Rush hour

Regulators run behind market players as high frequency and dividend washing test the regulators.

Summary: ASIC and the Tax Office are taking measured but separate steps to stamp out two common practices on the sharemarket – high frequency trading and dividend washing. It’s a rush to plug the loopholes.
Key take-out: While ASIC is aiming to slow down high frequency trading, the ATO is closing the lid on the practice of washing dividend franking credits.
Key beneficiaries: General investors. Category: Shares.

Local regulators are rushing to plug holes in the tax system as new technology opens pathways to quick profits.

While some investors are still bruised from Australian Taxation Office threats over “dividend washing” last month, high frequency traders have been hit by a warning from the Australian Securities Investment Commission that it will slow down trades on the Australian Securities Exchange (ASX) in a bid to halt HFT.

The market watchdog plans on introducing clamps on high-speed computer trades unless HFT is stopped. These clamps, which halt trades for half a second before letting them resume, hope to remove the HFT speed advantage over other traders and therefore render the practice moot.

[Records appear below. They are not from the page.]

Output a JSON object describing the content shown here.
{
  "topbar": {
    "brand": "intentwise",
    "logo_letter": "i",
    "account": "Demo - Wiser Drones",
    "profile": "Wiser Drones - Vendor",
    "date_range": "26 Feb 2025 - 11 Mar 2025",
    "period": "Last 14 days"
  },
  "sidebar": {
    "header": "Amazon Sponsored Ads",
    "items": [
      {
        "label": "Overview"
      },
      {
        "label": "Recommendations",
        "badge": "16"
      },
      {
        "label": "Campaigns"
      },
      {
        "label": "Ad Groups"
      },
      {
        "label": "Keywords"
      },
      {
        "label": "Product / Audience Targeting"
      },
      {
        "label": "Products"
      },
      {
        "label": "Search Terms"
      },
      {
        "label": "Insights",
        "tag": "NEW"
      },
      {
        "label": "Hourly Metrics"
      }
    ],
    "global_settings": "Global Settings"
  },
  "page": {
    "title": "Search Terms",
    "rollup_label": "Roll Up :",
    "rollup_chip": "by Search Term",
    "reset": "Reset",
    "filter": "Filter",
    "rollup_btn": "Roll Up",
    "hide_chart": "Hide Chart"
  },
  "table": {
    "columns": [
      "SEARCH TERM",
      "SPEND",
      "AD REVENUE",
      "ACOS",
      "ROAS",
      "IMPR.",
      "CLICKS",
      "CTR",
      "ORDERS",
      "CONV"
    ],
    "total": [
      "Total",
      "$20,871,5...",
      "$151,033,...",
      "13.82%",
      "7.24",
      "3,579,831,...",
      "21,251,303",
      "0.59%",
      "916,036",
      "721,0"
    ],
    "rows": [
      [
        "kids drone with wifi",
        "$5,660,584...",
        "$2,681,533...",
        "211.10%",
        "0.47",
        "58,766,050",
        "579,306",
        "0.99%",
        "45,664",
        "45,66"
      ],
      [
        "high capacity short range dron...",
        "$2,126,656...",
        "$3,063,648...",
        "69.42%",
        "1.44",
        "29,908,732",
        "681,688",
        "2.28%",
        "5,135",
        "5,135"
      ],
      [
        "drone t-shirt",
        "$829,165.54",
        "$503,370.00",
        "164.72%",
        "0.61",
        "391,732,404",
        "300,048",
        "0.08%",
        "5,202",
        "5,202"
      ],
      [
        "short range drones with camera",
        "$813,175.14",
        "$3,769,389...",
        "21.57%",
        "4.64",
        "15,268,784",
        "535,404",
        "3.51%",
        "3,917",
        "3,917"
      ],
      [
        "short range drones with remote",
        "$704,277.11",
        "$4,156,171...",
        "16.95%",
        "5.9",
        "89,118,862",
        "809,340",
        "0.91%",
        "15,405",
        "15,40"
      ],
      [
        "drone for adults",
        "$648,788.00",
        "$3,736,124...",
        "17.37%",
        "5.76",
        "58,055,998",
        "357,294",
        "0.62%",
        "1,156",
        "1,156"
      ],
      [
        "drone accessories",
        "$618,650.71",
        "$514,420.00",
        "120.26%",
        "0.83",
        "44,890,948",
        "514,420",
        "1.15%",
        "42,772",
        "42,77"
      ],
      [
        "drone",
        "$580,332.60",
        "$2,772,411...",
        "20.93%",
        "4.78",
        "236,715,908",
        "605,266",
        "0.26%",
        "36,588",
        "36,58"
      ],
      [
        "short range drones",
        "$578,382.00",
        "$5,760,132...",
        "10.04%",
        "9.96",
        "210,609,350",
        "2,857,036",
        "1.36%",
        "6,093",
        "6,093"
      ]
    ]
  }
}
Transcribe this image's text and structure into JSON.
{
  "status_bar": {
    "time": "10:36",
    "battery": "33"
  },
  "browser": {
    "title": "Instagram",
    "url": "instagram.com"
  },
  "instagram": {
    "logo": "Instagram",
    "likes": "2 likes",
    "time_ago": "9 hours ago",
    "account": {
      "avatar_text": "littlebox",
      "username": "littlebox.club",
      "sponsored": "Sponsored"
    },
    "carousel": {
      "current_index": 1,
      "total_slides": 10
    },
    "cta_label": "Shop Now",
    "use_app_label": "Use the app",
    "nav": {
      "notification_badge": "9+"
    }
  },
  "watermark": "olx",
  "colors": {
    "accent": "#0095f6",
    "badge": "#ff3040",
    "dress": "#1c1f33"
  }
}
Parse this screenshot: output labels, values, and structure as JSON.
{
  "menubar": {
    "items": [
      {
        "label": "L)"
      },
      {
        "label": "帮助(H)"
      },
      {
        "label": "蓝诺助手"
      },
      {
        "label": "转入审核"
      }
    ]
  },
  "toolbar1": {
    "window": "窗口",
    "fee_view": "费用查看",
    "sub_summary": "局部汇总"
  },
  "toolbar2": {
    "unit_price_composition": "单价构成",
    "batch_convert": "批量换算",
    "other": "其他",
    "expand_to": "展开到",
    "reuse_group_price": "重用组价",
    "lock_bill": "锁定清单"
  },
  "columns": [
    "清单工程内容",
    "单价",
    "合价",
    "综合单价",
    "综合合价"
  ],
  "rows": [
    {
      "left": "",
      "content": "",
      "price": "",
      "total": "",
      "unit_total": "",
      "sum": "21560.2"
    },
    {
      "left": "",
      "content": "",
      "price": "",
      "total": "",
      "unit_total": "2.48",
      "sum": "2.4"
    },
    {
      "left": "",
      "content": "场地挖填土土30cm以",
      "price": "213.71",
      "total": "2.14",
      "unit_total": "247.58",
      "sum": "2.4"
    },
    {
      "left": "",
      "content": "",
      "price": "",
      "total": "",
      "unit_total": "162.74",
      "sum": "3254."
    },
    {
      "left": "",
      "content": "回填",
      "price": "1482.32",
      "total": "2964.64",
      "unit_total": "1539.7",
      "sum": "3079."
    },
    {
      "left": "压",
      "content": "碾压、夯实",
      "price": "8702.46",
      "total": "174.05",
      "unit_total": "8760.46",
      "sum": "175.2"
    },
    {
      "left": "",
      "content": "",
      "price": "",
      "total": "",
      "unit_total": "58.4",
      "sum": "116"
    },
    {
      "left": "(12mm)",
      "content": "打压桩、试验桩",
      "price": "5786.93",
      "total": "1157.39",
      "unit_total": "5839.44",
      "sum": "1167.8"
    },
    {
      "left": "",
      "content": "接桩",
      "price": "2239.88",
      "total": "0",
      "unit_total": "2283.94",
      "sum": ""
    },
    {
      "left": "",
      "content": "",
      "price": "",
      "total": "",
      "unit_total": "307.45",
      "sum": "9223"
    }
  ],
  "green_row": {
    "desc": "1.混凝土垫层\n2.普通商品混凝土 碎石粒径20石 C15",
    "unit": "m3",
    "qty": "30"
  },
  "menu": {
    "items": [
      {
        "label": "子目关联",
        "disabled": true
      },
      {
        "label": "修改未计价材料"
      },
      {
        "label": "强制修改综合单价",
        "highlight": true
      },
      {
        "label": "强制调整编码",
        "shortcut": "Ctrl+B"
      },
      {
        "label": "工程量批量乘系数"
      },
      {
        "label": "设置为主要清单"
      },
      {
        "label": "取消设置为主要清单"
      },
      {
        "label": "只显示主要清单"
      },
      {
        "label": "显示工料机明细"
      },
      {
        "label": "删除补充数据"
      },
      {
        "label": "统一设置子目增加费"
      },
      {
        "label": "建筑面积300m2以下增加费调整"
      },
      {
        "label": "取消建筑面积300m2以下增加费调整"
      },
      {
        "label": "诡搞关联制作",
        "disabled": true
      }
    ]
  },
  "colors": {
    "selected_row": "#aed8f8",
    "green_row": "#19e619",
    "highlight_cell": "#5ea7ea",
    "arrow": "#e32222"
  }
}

The threat comes after US financial journalist Michael Lewis released his new book, Flash Boys, on the topic in which he says the US market is rigged, with the HFT profits coming at the expense of the rest of the market, and that there is currently only one fair exchange called the IEX.

While the IEX is not yet a public stock exchange (it’s currently registered as an Alternative Trading System), its popularity is growing. The exchange resists HFT techniques by having longer cable lengths and reducing the number of complex orders.

HFT uses algorithms and super-fast computers to rapidly trade small amounts of securities, capturing tiny profits in price fluctuations between buyers and sellers.

The practice is estimated to cost investors as much as $2 billion a year in Australia, according to Industry Super Australia. In its submission to the Murray Services Inquiry, the super fund said HFT creates an uneven playing field by skimming the profits of larger trades between buyers and sellers.

Concerns have been raised that it’s particularly damaging to retail investors because they trade larger parcels of shares, which are easier for HFT traders to detect. Institutions, meanwhile, have combatted HFT by transforming their trades into a larger number of smaller parcels.

The action by ASIC seems a reversal of its stance on HFT, when it reported in March last year that public concerns  appear to be overstated and can be attributed to the increasing use of trading technology by investors generally.

Dividend washing crackdown

Meanwhile, the ATO is moving ahead with its dividend washing crackdown.

Dividend washing is where investors sell their stock on the ex-dividend date, then buy the same amount of stock back off foreign investors in a special secondary market during the two-day cum-dividend period that entitles them to double the franking credits. This is because Australian tax franking credits attached to dividends are of no use to foreign investors.

The practice only works on blue-chip stocks such as the banks and Telstra because the ASX only sets up a special market for these stocks. The ASX originally established this secondary market decades ago to facilitate the delivery of shares against options that were exercised cum-dividend, but the market increasingly became used for dividend washing.

Last week the ATO sent out thousands of letters to sophisticated investors, brokers and fund managers, telling them to declare their excess claiming of franking credits as far back as 2010 or face heavy penalties.

As Eureka Report warned subscribers back in January in Dividend washing dries up, the new laws effectively stamp out the practice by cancelling out the second lot of franking credits investors can get.

“The Tax Office gets two benefits from issuing the letters: the self-compliance aspect prior to the law arriving, and the law gets fabulous publicity so that it’s widely known that it’s coming in,” says David Pring, tax services partner at Deloitte.

Tim Hogben, executive general manager of operations at the ASX, told Eureka Report that the ASX was aware of the secondary market being used for dividend washing and said it was a means for foreign holders to access the value of franking credits.

Hogben says the ASX has been working closely with the ATO since Treasury released a discussion paper on the topic in June last year. Since that paper, he says there has been a notable decline in the use and turnover of special markets, though the ASX does not monitor dividend washing.

“Looking at the drop-off in value and volume traded since the discussion paper was put out there, it was a fairly large proportion of the special market trading,” he says.

Hogben also stressed that dividend washing can occur outside these special markets, such as through the use of different companies and by trading different classes of shares. The ASX is in discussion with Treasury about these methods.

Pring’s main concern back in January was that the ATO was going after taxpayers who, for the most part, had no idea that managers and brokers were engaging in the practice on their behalf, and that it would target them retrospectively.

“What’s happened is that now the letters have been received, and investors are asking brokers and fund managers questions,” he says.

Indeed, investors are irate about the retrospective application of the law. It will apply from July 1, 2013, but could go back four years for sophisticated investors and two years for investors with simpler affairs because the ATO can chase tax returns in the amendment phase.

It does not appear to be an empty threat either; the ATO says it can use data-matching techniques to identify taxpayers where there has been a sale and repurchase of the shares in the two-day window.